While a lot of time would be expended on painting the car's body, a significant amount of time also needed to be spent on the parts being painted black.  Pictured above are the smaller parts which would go through the same restoration and painting processes as the body, door, and hood panels.  After stripping off the old gray paint down to the bear metal, significant body work was required.  Many of the pieces, such as the headlight holders and spare tire supports required extensive filling of voids in the castings.

In the above photograph various hardware components have been painted with etching primer and primer-filler.  Pictured are the two straps which hold the kerosene tank at the rear of the car, the two windshield pillars, the pair of top bow holders, and various spare tire holder components.

There were six items which required extensive body work.  Shown from top to bottom in the above photograph are the two spare tire support brackets, of of two spare tire support saddles, and one of two headlamp holders.  Both of the headlamp holders as well as both of the spare tire support saddles had extensive pitting of the casting that required filling. 

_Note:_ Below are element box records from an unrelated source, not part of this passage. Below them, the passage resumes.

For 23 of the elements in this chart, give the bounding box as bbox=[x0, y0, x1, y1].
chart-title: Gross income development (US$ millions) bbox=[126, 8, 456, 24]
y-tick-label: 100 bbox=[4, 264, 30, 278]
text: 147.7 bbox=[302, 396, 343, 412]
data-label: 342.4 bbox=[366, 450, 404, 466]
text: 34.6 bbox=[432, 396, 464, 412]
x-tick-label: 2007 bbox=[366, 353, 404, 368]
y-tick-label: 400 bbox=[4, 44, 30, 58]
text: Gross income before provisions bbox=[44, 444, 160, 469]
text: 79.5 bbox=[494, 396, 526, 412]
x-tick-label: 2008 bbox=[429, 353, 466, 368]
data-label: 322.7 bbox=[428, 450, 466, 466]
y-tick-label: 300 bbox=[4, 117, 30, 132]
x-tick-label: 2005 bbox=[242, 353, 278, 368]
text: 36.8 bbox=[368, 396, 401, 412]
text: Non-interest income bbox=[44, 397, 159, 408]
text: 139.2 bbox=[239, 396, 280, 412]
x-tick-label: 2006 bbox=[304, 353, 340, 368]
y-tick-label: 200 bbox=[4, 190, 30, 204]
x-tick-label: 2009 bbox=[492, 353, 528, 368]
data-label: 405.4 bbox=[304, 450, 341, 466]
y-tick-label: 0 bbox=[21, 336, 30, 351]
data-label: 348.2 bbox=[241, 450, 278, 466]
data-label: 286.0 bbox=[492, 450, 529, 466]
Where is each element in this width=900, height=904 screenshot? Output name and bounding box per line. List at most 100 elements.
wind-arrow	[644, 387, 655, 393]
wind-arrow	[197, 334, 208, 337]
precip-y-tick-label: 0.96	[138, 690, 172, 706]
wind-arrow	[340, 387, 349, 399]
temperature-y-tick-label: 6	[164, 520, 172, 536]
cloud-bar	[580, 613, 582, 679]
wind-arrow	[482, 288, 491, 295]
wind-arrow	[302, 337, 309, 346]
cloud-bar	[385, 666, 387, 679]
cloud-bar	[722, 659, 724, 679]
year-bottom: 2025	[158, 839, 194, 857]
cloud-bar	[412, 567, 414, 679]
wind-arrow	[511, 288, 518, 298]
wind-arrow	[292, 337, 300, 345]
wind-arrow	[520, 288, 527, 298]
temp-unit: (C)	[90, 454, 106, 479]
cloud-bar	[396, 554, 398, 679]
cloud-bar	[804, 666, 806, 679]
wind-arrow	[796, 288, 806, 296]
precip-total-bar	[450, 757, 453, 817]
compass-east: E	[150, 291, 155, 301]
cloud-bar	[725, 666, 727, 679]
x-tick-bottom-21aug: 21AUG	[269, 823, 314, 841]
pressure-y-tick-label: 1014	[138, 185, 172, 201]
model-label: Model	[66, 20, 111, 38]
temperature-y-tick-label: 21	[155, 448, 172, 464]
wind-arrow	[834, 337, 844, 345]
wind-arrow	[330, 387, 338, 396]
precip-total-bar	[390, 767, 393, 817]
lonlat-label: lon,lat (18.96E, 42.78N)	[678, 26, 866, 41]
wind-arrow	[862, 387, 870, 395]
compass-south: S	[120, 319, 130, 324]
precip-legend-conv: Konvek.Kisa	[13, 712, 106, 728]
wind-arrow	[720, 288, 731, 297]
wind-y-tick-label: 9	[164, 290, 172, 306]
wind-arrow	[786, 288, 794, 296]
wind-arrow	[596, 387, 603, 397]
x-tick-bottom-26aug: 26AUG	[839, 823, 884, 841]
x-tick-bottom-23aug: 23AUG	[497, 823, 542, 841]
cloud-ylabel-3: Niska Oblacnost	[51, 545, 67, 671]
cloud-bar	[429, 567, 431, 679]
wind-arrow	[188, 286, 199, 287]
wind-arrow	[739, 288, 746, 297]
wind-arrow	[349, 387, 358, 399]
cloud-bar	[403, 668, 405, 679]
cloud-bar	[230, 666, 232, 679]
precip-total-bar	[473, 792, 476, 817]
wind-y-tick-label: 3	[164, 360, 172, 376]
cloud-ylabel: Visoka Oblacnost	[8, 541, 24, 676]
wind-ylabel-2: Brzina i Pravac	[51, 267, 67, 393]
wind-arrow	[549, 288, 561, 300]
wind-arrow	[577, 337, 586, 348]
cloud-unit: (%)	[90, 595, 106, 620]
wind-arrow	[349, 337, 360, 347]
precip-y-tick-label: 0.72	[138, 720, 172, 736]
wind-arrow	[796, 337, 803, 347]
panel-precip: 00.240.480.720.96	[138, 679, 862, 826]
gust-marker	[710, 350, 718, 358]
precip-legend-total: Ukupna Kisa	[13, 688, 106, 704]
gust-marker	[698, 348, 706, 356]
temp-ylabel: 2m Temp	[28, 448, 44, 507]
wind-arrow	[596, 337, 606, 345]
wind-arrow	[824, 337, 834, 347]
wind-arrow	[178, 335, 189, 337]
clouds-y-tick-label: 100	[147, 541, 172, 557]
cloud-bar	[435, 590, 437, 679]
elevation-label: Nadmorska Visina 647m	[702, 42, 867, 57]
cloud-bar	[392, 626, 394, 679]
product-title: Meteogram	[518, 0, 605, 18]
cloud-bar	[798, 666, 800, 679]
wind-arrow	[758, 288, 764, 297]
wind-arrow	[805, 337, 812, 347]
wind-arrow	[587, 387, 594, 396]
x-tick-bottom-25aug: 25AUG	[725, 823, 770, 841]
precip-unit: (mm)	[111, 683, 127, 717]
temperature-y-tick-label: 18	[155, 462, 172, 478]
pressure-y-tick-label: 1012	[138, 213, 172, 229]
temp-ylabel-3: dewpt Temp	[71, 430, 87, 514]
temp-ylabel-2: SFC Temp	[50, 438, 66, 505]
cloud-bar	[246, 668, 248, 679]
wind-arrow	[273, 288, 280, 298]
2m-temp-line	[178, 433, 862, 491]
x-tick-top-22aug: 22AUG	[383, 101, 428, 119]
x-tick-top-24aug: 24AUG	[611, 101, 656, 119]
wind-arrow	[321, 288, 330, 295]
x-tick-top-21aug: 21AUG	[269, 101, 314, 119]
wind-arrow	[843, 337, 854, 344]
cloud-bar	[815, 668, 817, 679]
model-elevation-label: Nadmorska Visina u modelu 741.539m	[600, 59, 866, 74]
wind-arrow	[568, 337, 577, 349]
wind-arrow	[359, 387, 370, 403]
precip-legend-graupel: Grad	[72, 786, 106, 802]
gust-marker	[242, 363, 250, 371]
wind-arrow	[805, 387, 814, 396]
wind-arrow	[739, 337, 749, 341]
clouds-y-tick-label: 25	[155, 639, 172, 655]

The two spare tire support brackets are actually fabricated replacements.  When the car had accidentally been backed into a guardrail many years ago the right rear tire support had broken.  A replacement of the wrong size was used in its place.  In order to correct the mismatch of parts a new pair of supports was fabricated.  The replacements were fabricated from 1/4" steel plate and 1" diameter steel rod.  Once welded together each support was filled and shaped with epoxy-fiberglass body filler to match the contours of the original supports.  Thus the replacements were made to look like the original supports that were on the car when it left the factory in 1918.

One of the final steps before painting is to lightly spray black paint on the parts after priming.  By applying flat black paint and then sanding the part, the black paint remains in the low areas thus indicating where more filling and bodywork is required.  In the above photograph most of the items to be painted gloss black are nearing completion of body work and have been lightly dusted with flat black paint prior to final sanding and preparation for painting.

The above photograph shows all hardware components for the car painted Imron Black (RS-99).  These parts will be assembled on the car once all bodywork painting is complete.

The car's original kerosene tank was made of steel and had rusted through.  It had been repaired with gas tank sealer several times in the past and was still weeping kerosene.  A stainless steel tank was fabricated to match the original.  The original filler neck and fuel level indicator were removed from the original tank for reuse with the replacement tank.  The fitting protruding from the center right of the tank is actually at the bottom of the tank is the sump from which an internal tube draws kerosene from the tank.  A cap on the sump can be removed to drain the tank.

When operating a Stanley a readily accessible set of tools is necessary along with the torch to light the burner.  Most Stanley owners mount a small toolbox on one of the running boards to provide handy access to tools.  Later models of the 735 had a recessed tool pouch mounted on the inside of each of the front doors.  While Stanley didn't offer a running board mounted toolbox as original equipment it was decided to add one during the restoration.  The box obtained was similar to others found during the era and was painted black.

Along with all the smaller parts and pieces that required painting gloss black the four wheel fenders also required extensive bodywork (including replacement of small sections of the sheetmetal) and painting.  Shown in the above photograph are the two front wheel fenders along with what we affectionately call the "cow catcher" that mounts below the condenser. 

While not readily apparent in the above photograph the two front wheel fenders are actually slightly different in their shapes attesting to the hand-made characteristics of the car.  As bodywork progressed on the car differences between the right and left sides would become apparent.  We often joked that a right-handed worker must have made the left side of the car while a left-handed worker made the right side of the car!